筆者は羽田新ルートに関連しそうな契約情報を定期的にチェックしている。
東京航空局HPに公開された「東京国際空港周辺航空機騒音実態調査」の落札率が79.08%になっている間違いに気が付いた。
国交省の担当者が忙しすぎるのか、あるいは人材の質が低下してきているのか……。
東京航空局、落札率を低めに間違う
東京航空局HPに公開された「競争入札結果」のうち令和4年度の「6月分」に掲載されていた「東京国際空港周辺航空機騒音実態調査」の落札率が79.08%になっている間違いに気が付いた(次図)。
筆者の計算だと「79.08%」ではなく、「86.99%」である。
なぜ、東京航空局の数字と違っているのか(同局の数字が低めに間違っている)。
落札率が79%(約8割)と87%(約9割)とでは、2社競争効果としての印象が違ってくる。今後のこともあるので、以下整理しておこう。
×落札率=入札金額(税別)÷予定価格(税込)
東京航空局が公表している「東京国際空港周辺航空機騒音実態調査」の入札結果は次図の通りだ。
※昨年度は応札したCTIウイングが今年度は「辞退」。

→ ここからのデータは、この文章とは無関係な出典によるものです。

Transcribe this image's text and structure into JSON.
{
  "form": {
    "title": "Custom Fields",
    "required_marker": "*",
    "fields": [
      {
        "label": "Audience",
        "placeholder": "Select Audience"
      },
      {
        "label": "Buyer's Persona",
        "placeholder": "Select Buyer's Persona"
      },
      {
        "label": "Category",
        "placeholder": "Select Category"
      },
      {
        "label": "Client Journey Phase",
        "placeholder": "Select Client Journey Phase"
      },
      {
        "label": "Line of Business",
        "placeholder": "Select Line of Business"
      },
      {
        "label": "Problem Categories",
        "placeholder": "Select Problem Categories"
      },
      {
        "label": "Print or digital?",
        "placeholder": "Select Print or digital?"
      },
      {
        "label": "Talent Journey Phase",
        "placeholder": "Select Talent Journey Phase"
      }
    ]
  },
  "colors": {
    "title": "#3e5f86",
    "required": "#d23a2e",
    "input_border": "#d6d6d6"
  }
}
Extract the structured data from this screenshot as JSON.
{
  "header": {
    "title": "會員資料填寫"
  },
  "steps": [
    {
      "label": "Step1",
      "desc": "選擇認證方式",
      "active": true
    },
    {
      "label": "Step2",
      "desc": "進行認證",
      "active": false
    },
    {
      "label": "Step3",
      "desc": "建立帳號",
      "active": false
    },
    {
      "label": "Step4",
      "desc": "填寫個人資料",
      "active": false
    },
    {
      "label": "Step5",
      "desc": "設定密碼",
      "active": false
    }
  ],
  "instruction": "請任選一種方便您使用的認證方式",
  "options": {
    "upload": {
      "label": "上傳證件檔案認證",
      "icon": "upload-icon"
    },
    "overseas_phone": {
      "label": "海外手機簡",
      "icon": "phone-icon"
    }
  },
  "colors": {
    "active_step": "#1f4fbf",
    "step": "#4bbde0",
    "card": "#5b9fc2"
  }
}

この件もとっても気になる……。
落札率は契約金額÷予定価格で算出される。
契約金額、予定価格とも税込み金額である。
本件でいえば、契約金額=落札額(税込)23,320,000 円に対して、予定価格は26,807,118円だから、落札率は86.99%(=23,320,000÷26,807,118)となる。
ところが、東京航空局は契約金額23,320,000 円とすべきところを入札金額21,200,000円としてしまっているのである(入札金額には消費税が含まれていない)。
- ×落札率=入札金額(税別)÷予定価格(税込)
- 〇落札率=契約金額(税込)÷予定価格(税込)
入札額と落札価格(≒契約金額)の消費税の扱いについては、以下のとおり、本件の入札公告にシッカリ記されている。
(6) 入札方法
- 入札者は、消費税及び地方消費税に係る課税事業者であるか免税事業者であるかを問わず、本案件に係る諸経費等を含め見積もった契約希望金額の110分の100に相当する金額を入札書に記載すること。
- 落札決定に当たっては、入札書に記載された金額に当該金額の10%に相当する額を加算した金額(1円未満の端数は切り捨て。)をもって落札価格とする。
このようなミスは今回が初めてではない
羽田新ルート問題を軸に、国交省の発信する文書をつぶさに見ていると、日本の官僚組織の無謬性に綻びを感じるときがある。
たとえば次の2件。
- 22年6月:国交省航空局、少なくとも5件の入札結果の公表漏れ
⇒筆者の指摘により、後日公表された。 - 21年9月:第4回 固定化回避に係る技術的方策検討会の議事概要の誤記
⇒筆者の指摘効果か否かは不明だが、後日「正誤表」が掲載された。
国交省の担当者が忙しすぎるのか、あるいは人材の質が低下してきているのか。後者だと国民としては困る。
【追記】筆者の指摘により正しい数字に「修正」された
※22年8月1日追記。
国土交通省ホットラインステーションを使って7月28日、東京航空局に落札率の数字が間違っている旨を指摘。
4日後(8月1日)、国土交通ホットラインステーションから下記回答が送られてきた。
ご指摘いただきました通り、契約額(23,320,000 円)÷予定価格(26,807,118円)=86.99%が正しいものとなります。
該当のデータにつきまして修正いたしました。
(https://www.cab.mlit.go.jp/tcab/contract/contract_04/post_271.html)お手数をおかけして申し訳ございません。
ご確認よろしくお願いいたします。
リンク先を辿ると、正しい数字に差し変っていることが確認できた。
メールには「訂正」(誤りを正しく直すこと)ではなく、「修正」(不十分・不適当と思われるところを改め直すこと)と記されている。役人の無謬性資質を垣間見た気がする。